— Это — как понимать.
— Соболев, — предупредила она, исказив от усилия лицо. — Не забывайся. Мы же с тобой условились насчет суеты. Или, по-твоему, что-нибудь изменилось?
Он холодно отстранился и уперся напряженным взглядом в неубранный стол.
— В поезде ты была не такая.
— Это тебе показалось, — засмеялась она. — А вот ты был другой… Сейчас хоккей будет. Посмотрим? — Тоня встала и вышла в соседнюю комнату.
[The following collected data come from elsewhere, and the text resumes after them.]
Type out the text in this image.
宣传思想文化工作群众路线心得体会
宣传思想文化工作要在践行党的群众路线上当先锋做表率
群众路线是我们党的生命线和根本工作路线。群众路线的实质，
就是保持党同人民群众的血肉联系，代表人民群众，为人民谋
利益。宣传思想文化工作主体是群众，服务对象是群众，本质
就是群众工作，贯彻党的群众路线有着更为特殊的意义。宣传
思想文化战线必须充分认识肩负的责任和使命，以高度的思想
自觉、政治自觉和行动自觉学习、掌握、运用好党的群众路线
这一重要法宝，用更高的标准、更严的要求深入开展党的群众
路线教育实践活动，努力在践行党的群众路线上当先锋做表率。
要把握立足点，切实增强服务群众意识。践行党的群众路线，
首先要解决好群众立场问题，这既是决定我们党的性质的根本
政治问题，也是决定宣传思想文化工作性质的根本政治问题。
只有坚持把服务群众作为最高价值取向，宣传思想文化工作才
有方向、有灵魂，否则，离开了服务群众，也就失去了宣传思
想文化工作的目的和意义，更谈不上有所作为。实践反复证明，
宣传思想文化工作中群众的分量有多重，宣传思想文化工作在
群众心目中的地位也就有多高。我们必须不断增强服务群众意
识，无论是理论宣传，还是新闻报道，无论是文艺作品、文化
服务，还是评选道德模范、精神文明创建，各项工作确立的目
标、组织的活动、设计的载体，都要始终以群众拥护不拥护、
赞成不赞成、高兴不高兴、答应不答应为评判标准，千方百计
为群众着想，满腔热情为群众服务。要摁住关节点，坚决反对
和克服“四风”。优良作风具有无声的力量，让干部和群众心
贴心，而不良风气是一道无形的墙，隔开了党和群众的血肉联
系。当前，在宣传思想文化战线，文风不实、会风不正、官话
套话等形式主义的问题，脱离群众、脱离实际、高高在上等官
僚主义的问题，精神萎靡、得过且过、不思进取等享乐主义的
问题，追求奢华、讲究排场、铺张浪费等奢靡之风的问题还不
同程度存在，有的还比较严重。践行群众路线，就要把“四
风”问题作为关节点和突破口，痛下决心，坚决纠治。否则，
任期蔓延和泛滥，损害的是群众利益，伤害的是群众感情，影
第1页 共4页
Соболев помедлил. Плеснул в рюмку водки, взял огурец. «Дразниловкой девочка тешится. Играет, как кошка с мышкой. Поиграй…» Выпив и закусив, он перешел в «телевизорную», как назвал эту комнату Юрий Алексеевич, тоже позвавший Соболева смотреть хоккей. Завершались состязания на приз «Известий». Сегодня решалась судьба главной награды — большой матрешки, изготовленной мастерами Хохломы. Под аплодисменты болельщиков на лед выкатились игроки нашей сборной и сборной Швеции.
— Ну, Харламушко, не подведи, — вздохнула Анисья Деевна.
Спать легли поздно. Соболеву постелили на диване с высокой спинкой. Он прикинул, что из горницы незаметно можно перейти в комнату Тони.
Простыни пахли свежестью. Лунный свет, просачиваясь сквозь тюлевые занавески, наполнял комнату синим мраком. Соболев осторожно сдвинул вторые, плотные, шторы. Стало темно. О чем-то перешептывались старики: может быть, все еще радовались победе наших хоккеистов, а возможно, говорили о нем, Соболеве. Из комнаты Тони пробивалась тоненькая, как ниточка, полоска света, доносился шелест перелистываемых страниц.
Наконец шепот стих. И сразу же раздался беззаботный переливчатый храп. «Анисья, — безошибочно определил Соболев. — Пусть храпит. Чем громче, тем лучше».
Юрий Алексеевич не засыпал долго. Покашливал, хрустел папиросной бумагой, не решаясь, видимо, закурить. Но вот угомонился и он. «Пензия, — усмехнулся Соболев. — И так далее».
Он услышал, как Тоня щелкнула выключателем. Скрипнула кровать. Стукнула об пол упавшая книга. Соболев упруго встал и бесшумно заскользил мимо громадной печи в комнате Тони. Дверь не скрипнула. Тоня испуганно села на кровати и, прислонившись к стене, натянула одеяло до самого подбородка.
— Соболев! — прозвенел ее шепот. — Поди прочь!
Он молча лег на кровать и одним неодолимо сильным движением положил ее рядом с собой.
— Пусти-и! — просила она. — Пусти… варвар…
Он содрал с нее сорочку и бросил на спинку стула.
— Ну пус-ти же, — умоляла она. — Как… тебе…. не стыдно…
Он увидел ее сильные ноги и крепкий, словно вылепленный живот. Руки его засновали еще беспощаднее. Стало ясно, что все будет так, как хочет он.